All of the most important communication in my life has been wordless. And words are pretty important to me, but they're inadequate in the face of compassion, joy, courage, creation, grief. There's much more that unites us in human experience than divides us by language.
And yet, I write, and wish it to make a difference.
MikePaterson
Posted on: 03/03/2012 21:51
Silence and touch are essential to all interpersonal communication. You're right, Bette. And communication very often fails when it's only words.
Pilgrims Progress
Posted on: 03/05/2012 16:32
Firstly,
I've just discovered this thread - and what a delight it's proven to be...........
So much in the way of spirituality and meaning that lays deep within our core.
(A welcome contrast to the Religion and Faith forum - which, to me, often reads like faith at arm's length. Faith mediated through Bible quotes and scholarship reflecting on "context" and "interpretation".)
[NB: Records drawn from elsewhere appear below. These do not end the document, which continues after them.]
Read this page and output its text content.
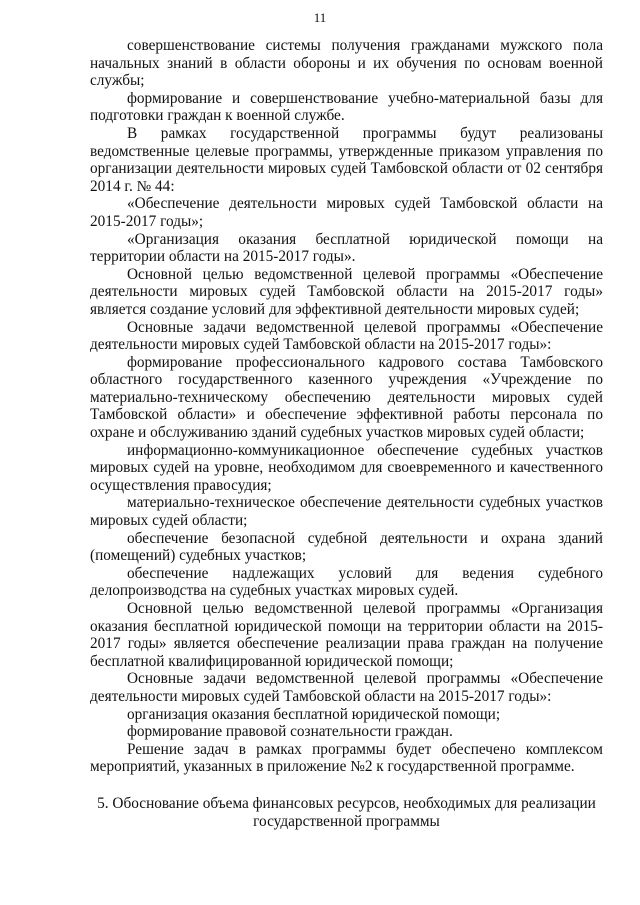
11

совершенствование системы получения гражданами мужского пола начальных знаний в области обороны и их обучения по основам военной службы;

формирование и совершенствование учебно-материальной базы для подготовки граждан к военной службе.

В рамках государственной программы будут реализованы ведомственные целевые программы, утвержденные приказом управления по организации деятельности мировых судей Тамбовской области от 02 сентября 2014 г. № 44:

«Обеспечение деятельности мировых судей Тамбовской области на 2015-2017 годы»;

«Организация оказания бесплатной юридической помощи на территории области на 2015-2017 годы».

Основной целью ведомственной целевой программы «Обеспечение деятельности мировых судей Тамбовской области на 2015-2017 годы» является создание условий для эффективной деятельности мировых судей;

Основные задачи ведомственной целевой программы «Обеспечение деятельности мировых судей Тамбовской области на 2015-2017 годы»:

формирование профессионального кадрового состава Тамбовского областного государственного казенного учреждения «Учреждение по материально-техническому обеспечению деятельности мировых судей Тамбовской области» и обеспечение эффективной работы персонала по охране и обслуживанию зданий судебных участков мировых судей области;

информационно-коммуникационное обеспечение судебных участков мировых судей на уровне, необходимом для своевременного и качественного осуществления правосудия;

материально-техническое обеспечение деятельности судебных участков мировых судей области;

обеспечение безопасной судебной деятельности и охрана зданий (помещений) судебных участков;

обеспечение надлежащих условий для ведения судебного делопроизводства на судебных участках мировых судей.

Основной целью ведомственной целевой программы «Организация оказания бесплатной юридической помощи на территории области на 2015-2017 годы» является обеспечение реализации права граждан на получение бесплатной квалифицированной юридической помощи;

Основные задачи ведомственной целевой программы «Обеспечение деятельности мировых судей Тамбовской области на 2015-2017 годы»:

организация оказания бесплатной юридической помощи;

формирование правовой сознательности граждан.

Решение задач в рамках программы будет обеспечено комплексом мероприятий, указанных в приложение №2 к государственной программе.

5. Обоснование объема финансовых ресурсов, необходимых для реализации
государственной программы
I've suffered from clinical depression for over forty years. It is a condition that, above all, highlights the gaping chasm that exists between connection and disconnection.
A depressive episode plummets me into a world of estrangement and disconnection.
It has never been words that have lead me back to health and connection.
Rather, it has been touch, a warm smile, love and compassion shown in a person's eyes that brings about connection and healing.
Often there is a delay, but these qualities act as a catalyst.........
I sometimes wonder about this.......... There was a time for all of us when we didn't have words -and yet there was never a time when we didn't need connection and comfort.
Perhaps, in a sense, that time never leaves us...........
Mahakala
Posted on: 03/05/2012 16:40
Oh, I've been trying to stay on top is this Lent group too! Moved to a new week now right (Week #3?)
By the way - this last post reminds me of the famous St. Francis quote:
"Preach the gospel always. Use words if necessary."
Also, the first lines of the Tao te Ching:
"The Tao that can be spoken is not the eternal Tao
The name that can be named is not the eternal name"
The best things are almost always without words for me.